Abaixo trecho de entrevista concedida pelo Cardeal Ratzinger – hoje Papa Bento XVI – ao jornalista Peter Seewald.
Talvez realmente já não seja possível
curar a partir do exterior, mas unicamente a partir do interior, curar
uma consciência que não é egoísta. O senhor acabou de referir que os
avisos bíblicos do mau estilo de vida talvez nos quisessem dizer: é a
nossa condição espiritual que influencia a natureza.
Sim,
parece-me claro que, de fato, é o Homem que ameaça retirar o sopro
vital à natureza. E que a poluição do ambiente exterior que observamos é
o espelho e o resultado da poluição do ambiente interior, à qual não
prestamos suficiente atenção. Julgo que é também o que falta aos
movimentos ecológicos. Combatem com uma paixão compreensível e
justificada a poluição do ambiente; a poluição espiritual que o Homem
faz a si mesmo continua, pelo contrário, a ser tratada como um dos seus
direitos de liberdade. Há aqui uma desigualdade. Queremos afastar a
poluição mensurável, mas não tomamos em consideração a poluição
espiritual do Homem e a figura da criação que nele se encontra, para que
se possa respirar humanamente. Defendemos, pelo contrário, tudo o que a
arbitrariedade humana produz, com base num conceito completamente falso
de liberdade.
Enquanto mantivermos essa caricatura de
liberdade, quer dizer, a liberdade de uma destruição espiritual
interior, continuarão imperturbavelmente os seus efeitos exteriores.

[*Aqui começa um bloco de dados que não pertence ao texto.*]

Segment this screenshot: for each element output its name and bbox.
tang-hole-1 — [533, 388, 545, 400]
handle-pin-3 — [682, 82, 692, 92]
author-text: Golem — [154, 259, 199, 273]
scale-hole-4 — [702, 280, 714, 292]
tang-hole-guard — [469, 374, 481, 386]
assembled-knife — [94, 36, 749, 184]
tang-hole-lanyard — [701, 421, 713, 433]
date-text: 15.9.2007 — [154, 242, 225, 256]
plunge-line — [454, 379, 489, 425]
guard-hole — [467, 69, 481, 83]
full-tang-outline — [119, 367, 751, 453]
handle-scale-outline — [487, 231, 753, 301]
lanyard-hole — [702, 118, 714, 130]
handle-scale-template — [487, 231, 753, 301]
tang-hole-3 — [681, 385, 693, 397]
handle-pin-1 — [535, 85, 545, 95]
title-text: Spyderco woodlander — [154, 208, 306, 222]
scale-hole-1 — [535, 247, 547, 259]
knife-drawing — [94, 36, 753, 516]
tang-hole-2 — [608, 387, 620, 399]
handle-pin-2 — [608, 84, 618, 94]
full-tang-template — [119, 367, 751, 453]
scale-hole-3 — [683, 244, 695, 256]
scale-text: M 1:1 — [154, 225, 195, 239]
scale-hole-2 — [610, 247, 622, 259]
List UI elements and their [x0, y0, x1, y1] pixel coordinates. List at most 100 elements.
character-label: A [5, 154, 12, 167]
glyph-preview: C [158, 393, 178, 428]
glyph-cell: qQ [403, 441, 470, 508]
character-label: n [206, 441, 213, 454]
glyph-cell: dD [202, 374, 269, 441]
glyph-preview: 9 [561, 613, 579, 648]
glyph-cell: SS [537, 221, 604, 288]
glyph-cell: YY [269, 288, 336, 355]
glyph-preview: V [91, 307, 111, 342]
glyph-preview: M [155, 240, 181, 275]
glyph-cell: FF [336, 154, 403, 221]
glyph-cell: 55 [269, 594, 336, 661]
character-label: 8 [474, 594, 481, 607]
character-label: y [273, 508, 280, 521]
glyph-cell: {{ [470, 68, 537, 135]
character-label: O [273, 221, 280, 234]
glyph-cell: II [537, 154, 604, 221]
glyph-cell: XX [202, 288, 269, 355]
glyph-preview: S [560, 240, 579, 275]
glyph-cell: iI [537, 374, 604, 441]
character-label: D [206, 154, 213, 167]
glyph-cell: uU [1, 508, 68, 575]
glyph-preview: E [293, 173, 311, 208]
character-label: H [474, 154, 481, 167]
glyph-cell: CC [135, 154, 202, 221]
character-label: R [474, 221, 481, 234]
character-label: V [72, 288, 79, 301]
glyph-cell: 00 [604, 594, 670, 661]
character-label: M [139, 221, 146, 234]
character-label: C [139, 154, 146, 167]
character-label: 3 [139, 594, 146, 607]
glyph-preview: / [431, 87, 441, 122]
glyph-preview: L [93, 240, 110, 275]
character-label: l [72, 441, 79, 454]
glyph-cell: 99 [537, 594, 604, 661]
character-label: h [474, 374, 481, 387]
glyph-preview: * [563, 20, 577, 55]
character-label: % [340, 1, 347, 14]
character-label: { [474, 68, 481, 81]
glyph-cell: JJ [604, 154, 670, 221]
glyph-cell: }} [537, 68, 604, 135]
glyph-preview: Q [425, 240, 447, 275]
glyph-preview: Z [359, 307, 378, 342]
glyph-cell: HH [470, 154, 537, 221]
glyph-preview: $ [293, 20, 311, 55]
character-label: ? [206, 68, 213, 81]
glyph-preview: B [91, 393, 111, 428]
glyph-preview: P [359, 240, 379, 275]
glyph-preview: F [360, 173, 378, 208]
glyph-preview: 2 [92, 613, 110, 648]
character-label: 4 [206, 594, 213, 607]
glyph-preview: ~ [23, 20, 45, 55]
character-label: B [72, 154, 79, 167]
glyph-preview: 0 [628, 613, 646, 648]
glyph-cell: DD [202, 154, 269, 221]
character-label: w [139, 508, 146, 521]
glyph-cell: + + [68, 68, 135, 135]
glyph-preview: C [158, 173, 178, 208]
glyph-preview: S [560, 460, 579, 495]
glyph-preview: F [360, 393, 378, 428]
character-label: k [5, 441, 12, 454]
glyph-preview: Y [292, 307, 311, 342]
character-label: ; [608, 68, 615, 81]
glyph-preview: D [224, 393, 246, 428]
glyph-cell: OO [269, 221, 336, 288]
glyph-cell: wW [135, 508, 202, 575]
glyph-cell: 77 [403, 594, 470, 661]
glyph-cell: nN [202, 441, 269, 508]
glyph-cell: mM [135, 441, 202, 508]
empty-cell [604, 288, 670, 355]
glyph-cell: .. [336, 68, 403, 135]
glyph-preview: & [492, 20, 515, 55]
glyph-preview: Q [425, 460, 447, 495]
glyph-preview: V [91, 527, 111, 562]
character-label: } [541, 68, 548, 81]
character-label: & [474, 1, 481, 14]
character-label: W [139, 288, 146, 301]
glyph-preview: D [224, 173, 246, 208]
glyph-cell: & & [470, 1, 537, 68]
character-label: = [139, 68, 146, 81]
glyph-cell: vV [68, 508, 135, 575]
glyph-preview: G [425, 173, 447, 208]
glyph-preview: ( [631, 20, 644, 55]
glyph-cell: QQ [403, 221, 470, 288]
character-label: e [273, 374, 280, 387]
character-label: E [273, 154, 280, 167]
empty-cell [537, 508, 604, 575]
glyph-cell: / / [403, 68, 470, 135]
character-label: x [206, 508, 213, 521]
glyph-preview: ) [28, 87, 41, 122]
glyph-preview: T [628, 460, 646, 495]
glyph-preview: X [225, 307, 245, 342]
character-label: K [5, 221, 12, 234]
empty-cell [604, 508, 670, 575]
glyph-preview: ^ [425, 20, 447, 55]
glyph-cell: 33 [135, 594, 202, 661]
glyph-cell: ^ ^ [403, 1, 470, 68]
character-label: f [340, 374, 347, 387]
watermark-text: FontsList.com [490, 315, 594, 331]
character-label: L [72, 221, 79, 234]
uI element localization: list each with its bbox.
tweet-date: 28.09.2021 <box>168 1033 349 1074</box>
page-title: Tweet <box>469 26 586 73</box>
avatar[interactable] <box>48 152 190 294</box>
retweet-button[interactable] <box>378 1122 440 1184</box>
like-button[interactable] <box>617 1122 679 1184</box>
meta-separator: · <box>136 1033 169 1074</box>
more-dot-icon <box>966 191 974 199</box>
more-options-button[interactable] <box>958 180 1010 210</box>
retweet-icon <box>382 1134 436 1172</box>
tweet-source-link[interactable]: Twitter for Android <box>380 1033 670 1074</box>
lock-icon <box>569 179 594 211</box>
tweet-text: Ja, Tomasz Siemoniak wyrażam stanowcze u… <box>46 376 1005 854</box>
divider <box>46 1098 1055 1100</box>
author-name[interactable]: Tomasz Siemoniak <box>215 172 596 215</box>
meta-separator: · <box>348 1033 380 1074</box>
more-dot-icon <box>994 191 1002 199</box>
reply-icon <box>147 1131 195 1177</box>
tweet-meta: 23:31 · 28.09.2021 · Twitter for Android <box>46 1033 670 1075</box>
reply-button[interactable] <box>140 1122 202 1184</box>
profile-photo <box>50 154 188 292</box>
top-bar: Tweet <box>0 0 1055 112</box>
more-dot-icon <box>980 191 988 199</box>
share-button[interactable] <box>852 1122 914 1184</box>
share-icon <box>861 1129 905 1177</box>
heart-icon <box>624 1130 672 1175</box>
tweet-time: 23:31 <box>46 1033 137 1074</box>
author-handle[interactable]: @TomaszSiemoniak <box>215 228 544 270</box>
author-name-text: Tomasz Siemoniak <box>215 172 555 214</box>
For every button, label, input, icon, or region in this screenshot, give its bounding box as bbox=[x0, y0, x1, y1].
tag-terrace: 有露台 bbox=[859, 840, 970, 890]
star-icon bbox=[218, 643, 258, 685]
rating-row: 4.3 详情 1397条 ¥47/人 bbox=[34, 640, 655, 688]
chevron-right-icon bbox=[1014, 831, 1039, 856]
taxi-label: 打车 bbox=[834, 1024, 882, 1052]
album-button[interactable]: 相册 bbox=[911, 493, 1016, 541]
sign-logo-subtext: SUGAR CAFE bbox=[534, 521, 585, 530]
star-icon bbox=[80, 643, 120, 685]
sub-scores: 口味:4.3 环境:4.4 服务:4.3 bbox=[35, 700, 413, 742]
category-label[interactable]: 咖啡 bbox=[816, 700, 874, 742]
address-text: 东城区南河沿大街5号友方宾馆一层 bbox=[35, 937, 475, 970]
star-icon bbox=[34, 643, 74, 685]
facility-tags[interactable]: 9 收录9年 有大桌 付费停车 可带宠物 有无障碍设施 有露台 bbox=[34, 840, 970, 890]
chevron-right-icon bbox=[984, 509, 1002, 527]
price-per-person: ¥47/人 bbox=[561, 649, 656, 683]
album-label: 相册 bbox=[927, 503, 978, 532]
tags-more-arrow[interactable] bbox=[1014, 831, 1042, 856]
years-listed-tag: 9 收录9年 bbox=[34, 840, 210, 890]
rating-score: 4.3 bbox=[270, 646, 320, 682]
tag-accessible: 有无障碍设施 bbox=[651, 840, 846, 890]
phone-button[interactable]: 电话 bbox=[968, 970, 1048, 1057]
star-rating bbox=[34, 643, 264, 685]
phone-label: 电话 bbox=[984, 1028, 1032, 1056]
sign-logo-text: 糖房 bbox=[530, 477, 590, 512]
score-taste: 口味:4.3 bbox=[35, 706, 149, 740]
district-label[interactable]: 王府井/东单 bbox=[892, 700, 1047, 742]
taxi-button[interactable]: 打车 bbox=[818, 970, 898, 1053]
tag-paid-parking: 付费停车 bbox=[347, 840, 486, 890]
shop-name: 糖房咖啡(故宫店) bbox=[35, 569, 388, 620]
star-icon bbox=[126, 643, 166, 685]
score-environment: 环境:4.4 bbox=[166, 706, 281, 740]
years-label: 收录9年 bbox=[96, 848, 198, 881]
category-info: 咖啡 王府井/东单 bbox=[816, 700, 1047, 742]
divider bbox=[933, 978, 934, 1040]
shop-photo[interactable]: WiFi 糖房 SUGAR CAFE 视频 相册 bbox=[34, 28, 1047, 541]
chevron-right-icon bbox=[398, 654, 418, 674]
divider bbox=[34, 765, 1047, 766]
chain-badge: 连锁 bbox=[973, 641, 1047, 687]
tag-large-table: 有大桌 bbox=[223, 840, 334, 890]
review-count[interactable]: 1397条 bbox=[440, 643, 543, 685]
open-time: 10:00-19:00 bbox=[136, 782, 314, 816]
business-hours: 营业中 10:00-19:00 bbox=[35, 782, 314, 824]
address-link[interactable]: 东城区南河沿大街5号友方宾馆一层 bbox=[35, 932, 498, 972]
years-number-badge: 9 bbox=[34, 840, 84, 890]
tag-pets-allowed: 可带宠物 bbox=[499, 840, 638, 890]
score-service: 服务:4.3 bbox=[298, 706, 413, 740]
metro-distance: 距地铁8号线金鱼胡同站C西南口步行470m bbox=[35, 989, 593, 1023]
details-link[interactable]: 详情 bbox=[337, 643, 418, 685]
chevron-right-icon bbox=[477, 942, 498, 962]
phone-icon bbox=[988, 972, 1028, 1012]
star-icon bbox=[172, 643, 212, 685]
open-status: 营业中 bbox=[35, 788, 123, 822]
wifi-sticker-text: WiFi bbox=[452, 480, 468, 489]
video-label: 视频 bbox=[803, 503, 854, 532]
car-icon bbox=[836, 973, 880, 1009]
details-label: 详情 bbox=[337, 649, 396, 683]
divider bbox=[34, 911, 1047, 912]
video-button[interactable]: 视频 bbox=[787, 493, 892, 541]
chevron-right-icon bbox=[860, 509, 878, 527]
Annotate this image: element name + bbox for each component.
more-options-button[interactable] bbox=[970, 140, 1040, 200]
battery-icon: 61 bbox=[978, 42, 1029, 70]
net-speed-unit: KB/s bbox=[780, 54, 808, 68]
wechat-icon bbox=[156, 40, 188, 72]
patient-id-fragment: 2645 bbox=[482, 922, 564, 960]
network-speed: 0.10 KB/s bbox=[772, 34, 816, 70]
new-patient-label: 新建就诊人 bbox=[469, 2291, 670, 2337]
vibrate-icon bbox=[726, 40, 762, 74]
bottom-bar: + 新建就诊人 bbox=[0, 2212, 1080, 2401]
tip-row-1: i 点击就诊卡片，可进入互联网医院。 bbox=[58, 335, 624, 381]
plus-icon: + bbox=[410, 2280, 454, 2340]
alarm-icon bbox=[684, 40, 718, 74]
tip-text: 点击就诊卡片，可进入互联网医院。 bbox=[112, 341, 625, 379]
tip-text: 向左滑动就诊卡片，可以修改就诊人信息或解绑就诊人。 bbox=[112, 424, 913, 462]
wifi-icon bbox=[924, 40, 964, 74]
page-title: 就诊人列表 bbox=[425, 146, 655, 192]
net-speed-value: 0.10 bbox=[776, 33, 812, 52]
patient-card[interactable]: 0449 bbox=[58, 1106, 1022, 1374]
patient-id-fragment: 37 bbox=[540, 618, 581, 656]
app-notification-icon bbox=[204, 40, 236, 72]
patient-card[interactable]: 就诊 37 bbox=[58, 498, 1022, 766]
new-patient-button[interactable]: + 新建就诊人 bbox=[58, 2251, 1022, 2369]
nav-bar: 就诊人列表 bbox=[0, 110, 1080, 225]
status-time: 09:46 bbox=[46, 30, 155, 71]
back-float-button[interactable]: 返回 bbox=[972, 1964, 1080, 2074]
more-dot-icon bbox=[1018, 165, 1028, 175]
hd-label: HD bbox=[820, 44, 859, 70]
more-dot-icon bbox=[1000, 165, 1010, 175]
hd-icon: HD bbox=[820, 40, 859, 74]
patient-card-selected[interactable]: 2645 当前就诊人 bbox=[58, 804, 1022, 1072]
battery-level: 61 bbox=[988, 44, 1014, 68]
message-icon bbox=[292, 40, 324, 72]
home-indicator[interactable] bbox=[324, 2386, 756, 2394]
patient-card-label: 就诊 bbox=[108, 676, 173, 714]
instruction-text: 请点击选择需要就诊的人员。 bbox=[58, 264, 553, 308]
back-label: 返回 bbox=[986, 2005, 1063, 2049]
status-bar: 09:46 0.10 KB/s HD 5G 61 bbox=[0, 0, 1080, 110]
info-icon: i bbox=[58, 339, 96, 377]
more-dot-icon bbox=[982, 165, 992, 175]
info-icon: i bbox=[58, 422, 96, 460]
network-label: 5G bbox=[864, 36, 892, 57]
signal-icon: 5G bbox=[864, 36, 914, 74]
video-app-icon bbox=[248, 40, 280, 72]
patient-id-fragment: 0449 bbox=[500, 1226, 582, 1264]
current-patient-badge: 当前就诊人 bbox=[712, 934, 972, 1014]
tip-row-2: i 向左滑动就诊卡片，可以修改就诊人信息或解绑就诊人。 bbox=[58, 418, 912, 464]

Julgo que devemos refletir sobre isso. Não é apenas a natureza que tem
as suas regras e as suas formas de vida, que temos de respeitar, se
quisermos viver dela e nela, mas também o Homem é interiormente uma
criatura e está sujeito à ordem da criação. Não pode fazer de si mesmo
tudo o que quer, como lhe apetece. Para que o Homem possa viver a partir
do interior, tem de aprender a reconhecer-se como criatura e tem de se
dar conta de que nela deve existir, por assim dizer, a pureza interior
devida ao fato de ele ser criatura, a ecologia espiritual. Se esse
elemento fundamental da ecologia não for compreendido, tudo mais se
desenvolverá num sentido negativo.
A epístola aos Romanos diz isso muito
claramente no oitavo capítulo. Diz que Adão, ou seja, o Homem
interiormente poluído, trata a criação como um escravo, a espezinha; a
criação geme sob ele, por causa dele, através dele. E hoje ouvimos o
gemido da criação, como nunca antes a tínhamos ouvido gemer. São Paulo
acrescenta que a criação espera a vinda dos filhos de Deus e que
respirará de alívio quando surgirem pessoas nas quais transpareça a luz
de Deus – e só então a criação poderá voltar a respirar.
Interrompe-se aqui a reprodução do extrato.